The UAE comparison is stark. The Nafis programme, launched in 2021 to push Emiratisation across private companies, set a target of 7% to 8% Emiratisation for skilled private-sector roles by end-2025. That is not a banking-specific figure. That is the target for the whole economy. The total number of UAE nationals employed across all private companies reached approximately 152,000 in mid-2025, across a resident population of roughly 1.1 million UAE nationals. Oman's banking sector alone employs a workforce that is majority-Omani in a country with a significantly smaller national population.
Saudi Arabia's banking sector has done considerably better than the UAE's, with nationalization rates cited above 40% in recent SAMA reporting and higher at flagship institutions. But that result came through mandatory Nitaqat quotas and financial penalties for non-compliance, not through three decades of workforce normalization. The cultural and institutional reality behind Oman's numbers is structurally different.
Why UAE Banks Run on Expat Talent
The UAE economy grew fast, and it grew on imported labour. The financial sector, like nearly every other private sector, was built by and for a workforce model that did not include nationals at operational levels. Emiratis who entered the workforce typically went into government, where salaries, benefits, and conditions were competitive with nothing the private sector offered. That is not a failure of ambition. It is a rational response to the incentives that existed for 30 years.
The result is a structural dependency. The UAE is now spending serious money on the Nafis programme and sector-specific targets to reverse a situation it spent three decades creating. Progress is real, but it is slow. Culture does not change on a spreadsheet. And the structural gaps visible in Dubai's development model show up in the labour market as clearly as anywhere else.
The 30-Year Advantage
Oman's Omanisation policy in banking traces to the early 1990s. The Central Bank set specific nationality requirements for licensed institutions. Banks in Oman have, for more than 30 years, recruited, trained, and advanced Omani staff as a core operational requirement, not a compliance checkbox. That means today's generation of Omani bankers are the product of a pipeline that has been running since before many of them were born.

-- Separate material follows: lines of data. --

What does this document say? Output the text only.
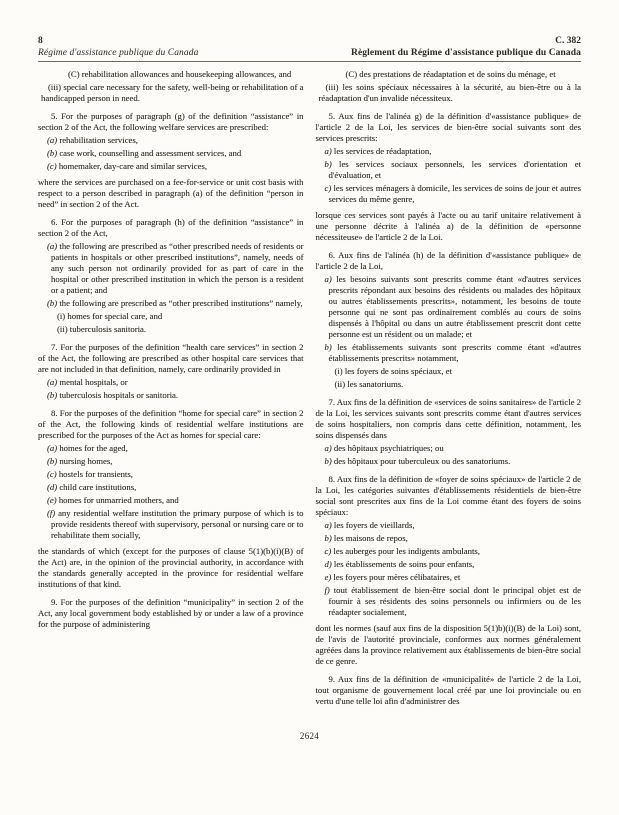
8
Régime d'assistance publique du Canada
C. 382
Règlement du Régime d'assistance publique du Canada
(C) rehabilitation allowances and housekeeping allowances, and
(iii) special care necessary for the safety, well-being or rehabilitation of a handicapped person in need.
5. For the purposes of paragraph (g) of the definition “assistance” in section 2 of the Act, the following welfare services are prescribed:
(a) rehabilitation services,
(b) case work, counselling and assessment services, and
(c) homemaker, day-care and similar services,
where the services are purchased on a fee-for-service or unit cost basis with respect to a person described in paragraph (a) of the definition “person in need” in section 2 of the Act.
6. For the purposes of paragraph (h) of the definition “assistance” in section 2 of the Act,
(a) the following are prescribed as “other prescribed needs of residents or patients in hospitals or other prescribed institutions”, namely, needs of any such person not ordinarily provided for as part of care in the hospital or other prescribed institution in which the person is a resident or a patient; and
(b) the following are prescribed as “other prescribed institutions” namely,
(i) homes for special care, and
(ii) tuberculosis sanitoria.
7. For the purposes of the definition “health care services” in section 2 of the Act, the following are prescribed as other hospital care services that are not included in that definition, namely, care ordinarily provided in
(a) mental hospitals, or
(b) tuberculosis hospitals or sanitoria.
8. For the purposes of the definition “home for special care” in section 2 of the Act, the following kinds of residential welfare institutions are prescribed for the purposes of the Act as homes for special care:
(a) homes for the aged,
(b) nursing homes,
(c) hostels for transients,
(d) child care institutions,
(e) homes for unmarried mothers, and
(f) any residential welfare institution the primary purpose of which is to provide residents thereof with supervisory, personal or nursing care or to rehabilitate them socially,
the standards of which (except for the purposes of clause 5(1)(b)(i)(B) of the Act) are, in the opinion of the provincial authority, in accordance with the standards generally accepted in the province for residential welfare institutions of that kind.
9. For the purposes of the definition “municipality” in section 2 of the Act, any local government body established by or under a law of a province for the purpose of administering
(C) des prestations de réadaptation et de soins du ménage, et
(iii) les soins spéciaux nécessaires à la sécurité, au bien-être ou à la réadaptation d'un invalide nécessiteux.
5. Aux fins de l'alinéa g) de la définition d'«assistance publique» de l'article 2 de la Loi, les services de bien-être social suivants sont des services prescrits:
a) les services de réadaptation,
b) les services sociaux personnels, les services d'orientation et d'évaluation, et
c) les services ménagers à domicile, les services de soins de jour et autres services du même genre,
lorsque ces services sont payés à l'acte ou au tarif unitaire relativement à une personne décrite à l'alinéa a) de la définition de «personne nécessiteuse» de l'article 2 de la Loi.
6. Aux fins de l'alinéa (h) de la définition d'«assistance publique» de l'article 2 de la Loi,
a) les besoins suivants sont prescrits comme étant «d'autres services prescrits répondant aux besoins des résidents ou malades des hôpitaux ou autres établissements prescrits», notamment, les besoins de toute personne qui ne sont pas ordinairement comblés au cours de soins dispensés à l'hôpital ou dans un autre établissement prescrit dont cette personne est un résident ou un malade; et
b) les établissements suivants sont prescrits comme étant «d'autres établissements prescrits» notamment,
(i) les foyers de soins spéciaux, et
(ii) les sanatoriums.
7. Aux fins de la définition de «services de soins sanitaires» de l'article 2 de la Loi, les services suivants sont prescrits comme étant d'autres services de soins hospitaliers, non compris dans cette définition, notamment, les soins dispensés dans
a) des hôpitaux psychiatriques; ou
b) des hôpitaux pour tuberculeux ou des sanatoriums.
8. Aux fins de la définition de «foyer de soins spéciaux» de l'article 2 de la Loi, les catégories suivantes d'établissements résidentiels de bien-être social sont prescrites aux fins de la Loi comme étant des foyers de soins spéciaux:
a) les foyers de vieillards,
b) les maisons de repos,
c) les auberges pour les indigents ambulants,
d) les établissements de soins pour enfants,
e) les foyers pour mères célibataires, et
f) tout établissement de bien-être social dont le principal objet est de fournir à ses résidents des soins personnels ou infirmiers ou de les réadapter socialement,
dont les normes (sauf aux fins de la disposition 5(1)b)(i)(B) de la Loi) sont, de l'avis de l'autorité provinciale, conformes aux normes généralement agréées dans la province relativement aux établissements de bien-être social de ce genre.
9. Aux fins de la définition de «municipalité» de l'article 2 de la Loi, tout organisme de gouvernement local créé par une loi provinciale ou en vertu d'une telle loi afin d'administrer des
2624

University finance graduates in Oman expect to work in banking. Banks expect to hire them. The labour market has cleared that expectation thousands of times over. The result is a cultural normalization that is genuinely difficult to fast-track, which is why the Vision 2040 national programmes for employment and private-sector development are able to build on a real base rather than start from zero.
The overall Oman private-sector Omani employment share remains around 18.5% to 18.6% across all industries and all categories, including the low-wage sectors that will always be expatriate-dominated. What matters is that within the sectors Oman has prioritised, the numbers are in a completely different range, and banking is one of the clearest examples of that.
Why This Matters for Ordinary Omanis
If you are an Omani graduate with a finance or business degree, the banking sector is not a long shot. It is the expected path. The careers, the promotion tracks, and the professional culture have been built around local talent for 30 years. The rest of the Gulf is spending billions to reach this point.
For young Omanis watching whether the country is building something real for them, the banks are one of the clearest existing answers. The oil fields and the server rooms are ahead by similar margins. The question for the next decade is whether that same normalization can spread into hospitality, manufacturing, and retail, where expat dominance still runs close to total. Banking shows it is possible. It just takes more than five years.